Il Natale è una delle principali festività del calendario cristiano, dato che celebra la nascita di Gesù Cristo e, anche se non è quella più importante – primato che spetta alla Pasqua – è indubbiamente la più sentita dai fedeli.

Ma forse non tutti sanno che la figura di Gesù è molto riverita anche nell’islam, che si inserisce dichiaratamente nel solco delle altre due religioni monoteistiche nate in Medio Oriente, l’ebraismo e il cristianesimo, appunto, assorbendone molte delle tradizioni.

Gesù, Maria e l’arcangelo Gabriele compaiono tutti nel Corano, il testo sacro dei fedeli musulmani, rivelato dal profeta Maometto (Muhammad in arabo), così come altre figure della tradizione biblica, da Adamo ad Abramo.

Diversamente dai cristiani, i musulmani non riconoscono in Gesù il figlio di Dio, ma Isa (questo il nome arabo) è uno dei più importanti profeti dell’islam e, come per tutti i profeti, incluso Maometto (l’ultimo e il più importante), i musulmani si riferiscono a lui recitando il verso “che la pace lo accompagni”.

Secondo la tradizione musulmana, Isa è stato capace di diversi miracoli, tra cui restituire la vista a un cieco, far guarire dalla lebbra, resuscitare un morto e insufflare la vita in uccelli di terracotta.

Così come per la tradizione cristiana, Gesù è nato dalla vergine Maria. Nel Corano viene raccontata la storia della sua nascita e di come parlò dalla culla annunciando di essere il profeta di Dio.

Secondo i musulmani, inoltre, Isa tornerà prima del giorno del giudizio per riportare la giustizia in terra e sconfiggere l’anticristo, il falso messia, noto in arabo come al-Masih ad-Dajjal.

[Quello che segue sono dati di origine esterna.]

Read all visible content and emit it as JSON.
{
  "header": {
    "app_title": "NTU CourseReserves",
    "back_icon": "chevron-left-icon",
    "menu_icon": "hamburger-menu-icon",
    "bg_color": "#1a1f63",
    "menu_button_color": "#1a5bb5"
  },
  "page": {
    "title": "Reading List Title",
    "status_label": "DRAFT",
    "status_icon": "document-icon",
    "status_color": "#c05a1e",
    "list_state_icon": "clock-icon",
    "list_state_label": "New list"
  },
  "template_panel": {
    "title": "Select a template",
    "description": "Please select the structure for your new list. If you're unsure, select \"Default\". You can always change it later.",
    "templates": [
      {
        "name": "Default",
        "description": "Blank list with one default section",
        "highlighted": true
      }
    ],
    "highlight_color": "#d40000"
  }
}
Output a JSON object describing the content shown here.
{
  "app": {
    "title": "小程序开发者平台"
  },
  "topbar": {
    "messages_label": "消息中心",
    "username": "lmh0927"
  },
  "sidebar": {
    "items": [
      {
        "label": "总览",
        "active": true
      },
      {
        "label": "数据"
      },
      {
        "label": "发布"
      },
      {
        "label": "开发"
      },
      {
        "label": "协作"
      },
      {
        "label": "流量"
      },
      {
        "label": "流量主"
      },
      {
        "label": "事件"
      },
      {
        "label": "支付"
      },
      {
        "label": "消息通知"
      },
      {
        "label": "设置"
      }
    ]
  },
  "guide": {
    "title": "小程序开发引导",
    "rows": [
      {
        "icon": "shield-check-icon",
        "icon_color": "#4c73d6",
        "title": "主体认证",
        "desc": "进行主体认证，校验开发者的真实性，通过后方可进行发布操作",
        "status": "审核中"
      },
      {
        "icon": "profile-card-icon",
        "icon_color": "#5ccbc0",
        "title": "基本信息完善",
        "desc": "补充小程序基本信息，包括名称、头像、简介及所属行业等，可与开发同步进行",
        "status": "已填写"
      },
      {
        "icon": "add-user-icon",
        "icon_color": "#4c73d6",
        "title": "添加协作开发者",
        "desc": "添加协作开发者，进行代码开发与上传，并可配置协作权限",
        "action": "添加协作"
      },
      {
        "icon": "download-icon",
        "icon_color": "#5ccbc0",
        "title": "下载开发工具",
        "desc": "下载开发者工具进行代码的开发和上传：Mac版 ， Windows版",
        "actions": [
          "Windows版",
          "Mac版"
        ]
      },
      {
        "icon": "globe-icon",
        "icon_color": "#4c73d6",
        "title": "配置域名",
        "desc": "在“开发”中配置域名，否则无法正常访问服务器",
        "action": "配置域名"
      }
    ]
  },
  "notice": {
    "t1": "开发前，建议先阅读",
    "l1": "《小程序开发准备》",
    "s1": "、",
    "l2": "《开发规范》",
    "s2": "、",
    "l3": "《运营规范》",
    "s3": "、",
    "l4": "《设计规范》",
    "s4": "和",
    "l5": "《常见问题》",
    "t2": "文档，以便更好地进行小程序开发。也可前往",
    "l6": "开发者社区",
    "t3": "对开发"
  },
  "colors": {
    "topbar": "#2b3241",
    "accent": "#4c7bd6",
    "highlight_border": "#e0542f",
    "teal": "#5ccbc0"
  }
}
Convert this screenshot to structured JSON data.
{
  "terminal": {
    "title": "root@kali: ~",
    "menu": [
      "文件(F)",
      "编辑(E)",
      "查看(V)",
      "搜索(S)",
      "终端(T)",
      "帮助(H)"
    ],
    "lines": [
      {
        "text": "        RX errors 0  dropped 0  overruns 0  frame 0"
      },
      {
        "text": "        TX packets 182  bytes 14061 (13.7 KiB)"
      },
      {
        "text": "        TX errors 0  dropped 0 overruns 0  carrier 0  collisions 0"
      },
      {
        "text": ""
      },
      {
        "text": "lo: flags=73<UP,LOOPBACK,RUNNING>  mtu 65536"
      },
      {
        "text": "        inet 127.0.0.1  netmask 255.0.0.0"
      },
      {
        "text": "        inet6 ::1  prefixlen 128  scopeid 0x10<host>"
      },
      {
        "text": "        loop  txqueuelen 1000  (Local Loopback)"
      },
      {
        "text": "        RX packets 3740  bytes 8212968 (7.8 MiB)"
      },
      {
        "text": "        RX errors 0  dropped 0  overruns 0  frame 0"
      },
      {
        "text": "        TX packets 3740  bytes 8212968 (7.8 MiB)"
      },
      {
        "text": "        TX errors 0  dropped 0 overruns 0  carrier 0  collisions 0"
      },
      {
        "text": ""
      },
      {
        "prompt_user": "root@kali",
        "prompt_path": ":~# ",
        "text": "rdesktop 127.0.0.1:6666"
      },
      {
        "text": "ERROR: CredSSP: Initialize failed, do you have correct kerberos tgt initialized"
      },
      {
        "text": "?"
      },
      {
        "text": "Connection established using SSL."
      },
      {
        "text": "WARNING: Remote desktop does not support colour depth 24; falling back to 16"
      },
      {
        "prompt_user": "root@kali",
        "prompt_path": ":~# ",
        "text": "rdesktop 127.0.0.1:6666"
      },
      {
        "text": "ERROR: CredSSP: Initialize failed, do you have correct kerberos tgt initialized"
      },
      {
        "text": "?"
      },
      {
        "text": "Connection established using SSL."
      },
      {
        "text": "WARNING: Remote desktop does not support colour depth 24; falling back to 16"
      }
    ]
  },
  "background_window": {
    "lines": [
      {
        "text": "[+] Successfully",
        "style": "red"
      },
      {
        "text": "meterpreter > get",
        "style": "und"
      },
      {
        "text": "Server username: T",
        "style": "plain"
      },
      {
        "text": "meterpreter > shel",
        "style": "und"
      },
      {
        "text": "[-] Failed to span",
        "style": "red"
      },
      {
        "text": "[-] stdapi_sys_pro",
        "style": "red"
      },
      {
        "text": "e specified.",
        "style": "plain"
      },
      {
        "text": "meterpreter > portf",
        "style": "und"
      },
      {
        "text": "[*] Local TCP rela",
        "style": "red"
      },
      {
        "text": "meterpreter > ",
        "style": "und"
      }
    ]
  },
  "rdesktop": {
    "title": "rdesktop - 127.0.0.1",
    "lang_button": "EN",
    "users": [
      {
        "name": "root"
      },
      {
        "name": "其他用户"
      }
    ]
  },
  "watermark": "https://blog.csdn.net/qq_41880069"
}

La figura di Maria, o Maryam, è altrettanto importante, tanto che le è dedicato un intero capitolo del Corano. Il testo sacro dell’islam non chiama per nome nessun’altra donna e la vergine è l’unica sulla quale il profeta Maometto abbia speso diverse parole, citandone il nome più volte di quanto non l’abbia fatto il Nuovo Testamento.